Thailand’s current Value Added Tax (VAT) rate of 7 percent is one of the lowest in the world and certainly one of the lowest among its ASEAN neighbours. With the two trillion baht infrastructure programme expected to rapidly advance and improve business within Thailand, the Fiscal Policy Office (FPO) of the Finance Ministry has suggested a one percent VAT rate hike is almost certain in the near future.
Even if the VAT rate does rise to 8 percent, it will remain one of the lowest in ASEAN and one of the lowest in the greater Asian region. For example, the Philippines has one of the highest rates of a goods and services tax, at 12 percent. Cambodia, Indonesia, Malaysia, and Vietnam currently levy 10 percent. Singapore charges a 7 percent rate, the same as the current VAT level in Thailand.
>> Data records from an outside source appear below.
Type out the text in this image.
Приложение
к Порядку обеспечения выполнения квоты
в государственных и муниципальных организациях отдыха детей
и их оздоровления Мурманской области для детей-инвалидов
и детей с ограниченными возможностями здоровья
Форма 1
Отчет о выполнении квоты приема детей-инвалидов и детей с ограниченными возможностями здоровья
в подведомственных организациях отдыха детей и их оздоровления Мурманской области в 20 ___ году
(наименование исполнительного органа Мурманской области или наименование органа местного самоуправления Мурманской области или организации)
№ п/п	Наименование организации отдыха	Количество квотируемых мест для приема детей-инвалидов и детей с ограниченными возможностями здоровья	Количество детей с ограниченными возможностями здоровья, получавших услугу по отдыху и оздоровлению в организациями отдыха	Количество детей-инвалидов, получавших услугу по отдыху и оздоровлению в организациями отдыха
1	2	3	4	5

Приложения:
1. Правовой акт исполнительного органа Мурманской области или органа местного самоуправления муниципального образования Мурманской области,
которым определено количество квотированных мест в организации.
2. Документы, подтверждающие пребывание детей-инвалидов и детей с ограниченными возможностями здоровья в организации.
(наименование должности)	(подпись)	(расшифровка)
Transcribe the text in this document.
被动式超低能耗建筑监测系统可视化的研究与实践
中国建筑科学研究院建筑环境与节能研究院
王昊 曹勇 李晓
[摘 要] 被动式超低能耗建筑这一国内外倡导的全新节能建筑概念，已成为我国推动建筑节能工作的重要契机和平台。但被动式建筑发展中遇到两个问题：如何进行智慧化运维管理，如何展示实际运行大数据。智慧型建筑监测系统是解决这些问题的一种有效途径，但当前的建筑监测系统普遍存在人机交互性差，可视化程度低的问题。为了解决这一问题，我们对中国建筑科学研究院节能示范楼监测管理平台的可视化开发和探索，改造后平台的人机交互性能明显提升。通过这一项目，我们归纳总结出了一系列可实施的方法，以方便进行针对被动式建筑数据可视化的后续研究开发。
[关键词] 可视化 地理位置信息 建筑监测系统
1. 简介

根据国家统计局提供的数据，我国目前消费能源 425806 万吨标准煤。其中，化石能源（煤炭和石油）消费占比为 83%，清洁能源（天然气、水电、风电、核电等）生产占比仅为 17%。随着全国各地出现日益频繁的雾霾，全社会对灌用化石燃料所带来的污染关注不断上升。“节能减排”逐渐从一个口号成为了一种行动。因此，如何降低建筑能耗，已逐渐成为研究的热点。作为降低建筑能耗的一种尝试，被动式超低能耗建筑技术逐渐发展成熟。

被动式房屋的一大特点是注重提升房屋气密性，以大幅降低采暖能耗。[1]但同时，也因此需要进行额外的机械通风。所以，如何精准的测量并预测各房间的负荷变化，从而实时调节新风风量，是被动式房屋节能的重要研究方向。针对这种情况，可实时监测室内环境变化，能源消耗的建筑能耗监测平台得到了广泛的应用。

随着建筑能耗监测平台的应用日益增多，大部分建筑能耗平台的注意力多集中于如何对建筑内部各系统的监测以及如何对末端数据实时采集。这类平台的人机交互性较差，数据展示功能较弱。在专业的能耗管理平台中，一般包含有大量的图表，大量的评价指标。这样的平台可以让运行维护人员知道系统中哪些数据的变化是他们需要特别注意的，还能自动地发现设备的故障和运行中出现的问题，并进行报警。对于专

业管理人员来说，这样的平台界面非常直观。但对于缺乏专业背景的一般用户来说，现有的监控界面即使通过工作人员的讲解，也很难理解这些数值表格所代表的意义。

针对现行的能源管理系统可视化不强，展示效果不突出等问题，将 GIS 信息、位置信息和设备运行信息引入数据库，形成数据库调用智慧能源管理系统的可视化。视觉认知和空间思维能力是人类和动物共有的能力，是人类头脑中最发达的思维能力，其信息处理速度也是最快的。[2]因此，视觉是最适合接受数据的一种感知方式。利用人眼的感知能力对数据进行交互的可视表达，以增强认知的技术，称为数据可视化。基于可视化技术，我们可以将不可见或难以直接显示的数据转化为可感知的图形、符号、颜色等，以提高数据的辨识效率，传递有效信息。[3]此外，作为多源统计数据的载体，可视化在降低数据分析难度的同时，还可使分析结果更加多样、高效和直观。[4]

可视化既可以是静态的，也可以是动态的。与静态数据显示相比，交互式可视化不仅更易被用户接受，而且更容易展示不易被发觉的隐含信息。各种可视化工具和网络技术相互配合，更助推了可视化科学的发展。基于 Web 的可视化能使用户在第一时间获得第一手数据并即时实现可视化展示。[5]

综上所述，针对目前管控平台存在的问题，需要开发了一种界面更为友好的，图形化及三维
Only Japan and Taiwan impose a lower goods and services or VAT levy, at just 5 percent. Australia has a GST (simply VAT by another acronym) at 10 percent, an economic measure not introduced until the early part of this century.
The FPO suggests an increase in Thailand’s VAT rate from 7 to 8 percent would result in an added 50 billion baht in revenue and this would aid in financing the cost of the public infrastructure scheme.
The scheme itself is expected to contribute 40 billion baht in increased revenue because it is hoped a further 500,000 new jobs will be created.
The FPO has cautioned against a quick increase in the VAT rate, stating that it will have to happen at some point within the next seven years, but the rate rise must be timed to the economic climate at the time.
The FPO believes the best time to raise VAT will be in the period between the start of the two trillion baht infrastructure programme, which is expected to take seven years to complete and will mean a massive improvement and upgrading of the rail, road, and mass transit sectors, and before the projects are completed.
Basically, the FPO feels the rate hike should occur once some key parts of the seven-year programme are in place and functional, but before the entire programme is complete.
Currently, logistics expenses eat up around 15 percent of Gross Domestic Product (GDP), and the FPO believes the seven-year infrastructure project will help reduce this percentage. This should lead to reduced costs for businesses, which will, of course, help offset any adverse affects of a VAT hike.
The FPO also suggests the end result will mean a probable 1 percent growth in GDP from the present annual average of 4.5 percent.